NATO vows turnaround

Last September, NATO leaders vowed to "reverse the trend of declining defense budgets."

Germany, however, reduced its defense spending by about 800 million euros to 32.44 billion euros ($36.31 billion) - far below NATO's recommended level of 2 percent of GDP.

GDP share under 2 percent

Last month, a Britain-based think tank, the European Leadership Network, said the trend in many European NATO member countries in 2015 was still toward reduced military expenditures.

Only Estonia would reach a spending goal of 2 percent of Gross Domestic Product (GDP), the report said, referring to Estonian fears that Russia might reach beyond Ukraine toward former Baltic Soviet states.

"Despite Russian aggression in Ukraine and much rhetoric from NATO leaders that this has been a game-changer in European security, all the evidence suggests there is a continuation of business as usual," wrote Ian Kearns, the network's director and co-author of the report.
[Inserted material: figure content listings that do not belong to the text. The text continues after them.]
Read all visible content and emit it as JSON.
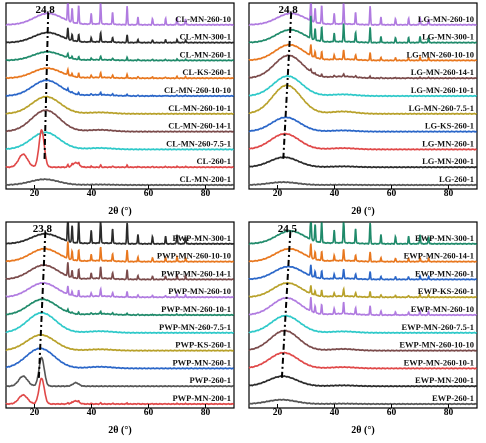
{
  "chart_data": [
    {
      "type": "line",
      "xlabel": "2θ (°)",
      "ylabel": "",
      "xlim": [
        10,
        90
      ],
      "x_ticks": [
        "20",
        "40",
        "60",
        "80"
      ],
      "peak_label": "24.8",
      "series": [
        {
          "name": "CL-MN-260-10",
          "color": "#b07be0"
        },
        {
          "name": "CL-MN-300-1",
          "color": "#2a2a2a"
        },
        {
          "name": "CL-MN-260-1",
          "color": "#1f8a6a"
        },
        {
          "name": "CL-KS-260-1",
          "color": "#e8771e"
        },
        {
          "name": "CL-MN-260-10-10",
          "color": "#2a66c8"
        },
        {
          "name": "CL-MN-260-10-1",
          "color": "#b8a12a"
        },
        {
          "name": "CL-MN-260-14-1",
          "color": "#7a4a4a"
        },
        {
          "name": "CL-MN-260-7.5-1",
          "color": "#2ec9c9"
        },
        {
          "name": "CL-260-1",
          "color": "#e04848"
        },
        {
          "name": "CL-MN-200-1",
          "color": "#555555"
        }
      ]
    },
    {
      "type": "line",
      "xlabel": "2θ (°)",
      "ylabel": "",
      "xlim": [
        10,
        90
      ],
      "x_ticks": [
        "20",
        "40",
        "60",
        "80"
      ],
      "peak_label": "24.8",
      "series": [
        {
          "name": "LG-MN-260-10",
          "color": "#b07be0"
        },
        {
          "name": "LG-MN-300-1",
          "color": "#1f8a6a"
        },
        {
          "name": "LG-MN-260-10-10",
          "color": "#e8771e"
        },
        {
          "name": "LG-MN-260-14-1",
          "color": "#7a4a4a"
        },
        {
          "name": "LG-MN-260-10-1",
          "color": "#2ec9c9"
        },
        {
          "name": "LG-MN-260-7.5-1",
          "color": "#b8a12a"
        },
        {
          "name": "LG-KS-260-1",
          "color": "#2a66c8"
        },
        {
          "name": "LG-MN-260-1",
          "color": "#e04848"
        },
        {
          "name": "LG-MN-200-1",
          "color": "#2a2a2a"
        },
        {
          "name": "LG-260-1",
          "color": "#555555"
        }
      ]
    },
    {
      "type": "line",
      "xlabel": "2θ (°)",
      "ylabel": "",
      "xlim": [
        10,
        90
      ],
      "x_ticks": [
        "20",
        "40",
        "60",
        "80"
      ],
      "peak_label": "23.8",
      "series": [
        {
          "name": "PWP-MN-300-1",
          "color": "#2a2a2a"
        },
        {
          "name": "PWP-MN-260-10-10",
          "color": "#e8771e"
        },
        {
          "name": "PWP-MN-260-14-1",
          "color": "#7a4a4a"
        },
        {
          "name": "PWP-MN-260-10",
          "color": "#b07be0"
        },
        {
          "name": "PWP-MN-260-10-1",
          "color": "#1f8a6a"
        },
        {
          "name": "PWP-MN-260-7.5-1",
          "color": "#2ec9c9"
        },
        {
          "name": "PWP-KS-260-1",
          "color": "#b8a12a"
        },
        {
          "name": "PWP-MN-260-1",
          "color": "#2a66c8"
        },
        {
          "name": "PWP-260-1",
          "color": "#555555"
        },
        {
          "name": "PWP-MN-200-1",
          "color": "#e04848"
        }
      ]
    },
    {
      "type": "line",
      "xlabel": "2θ (°)",
      "ylabel": "",
      "xlim": [
        10,
        90
      ],
      "x_ticks": [
        "20",
        "40",
        "60",
        "80"
      ],
      "peak_label": "24.5",
      "series": [
        {
          "name": "EWP-MN-300-1",
          "color": "#1f8a6a"
        },
        {
          "name": "EWP-MN-260-14-1",
          "color": "#e8771e"
        },
        {
          "name": "EWP-MN-260-1",
          "color": "#2a66c8"
        },
        {
          "name": "EWP-KS-260-1",
          "color": "#b8a12a"
        },
        {
          "name": "EWP-MN-260-10",
          "color": "#b07be0"
        },
        {
          "name": "EWP-MN-260-7.5-1",
          "color": "#2ec9c9"
        },
        {
          "name": "EWP-MN-260-10-10",
          "color": "#7a4a4a"
        },
        {
          "name": "EWP-MN-260-10-1",
          "color": "#e04848"
        },
        {
          "name": "EWP-MN-200-1",
          "color": "#2a2a2a"
        },
        {
          "name": "EWP-260-1",
          "color": "#555555"
        }
      ]
    }
  ]
}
Germany's defense outlay had declined both in terms of spending and as a proportion of the country's overall economic output, said the network's report.

The string of reports in Germany included army instructors being stranded in Bulgaria when their plane broke down, uninhabitable barracks, and maritime helicopters being declared unsafe for water crossings.

Recent Afghanistan mission blamed

Germany's former chief of staff, Harald Kujat, told public Berlin-Brandenburg radio last September that the problem stemmed from the German military's involvement in large operations abroad, like recently concluded assignments in Afghanistan.

Equipment maintenance and replacement had not kept pace, he said.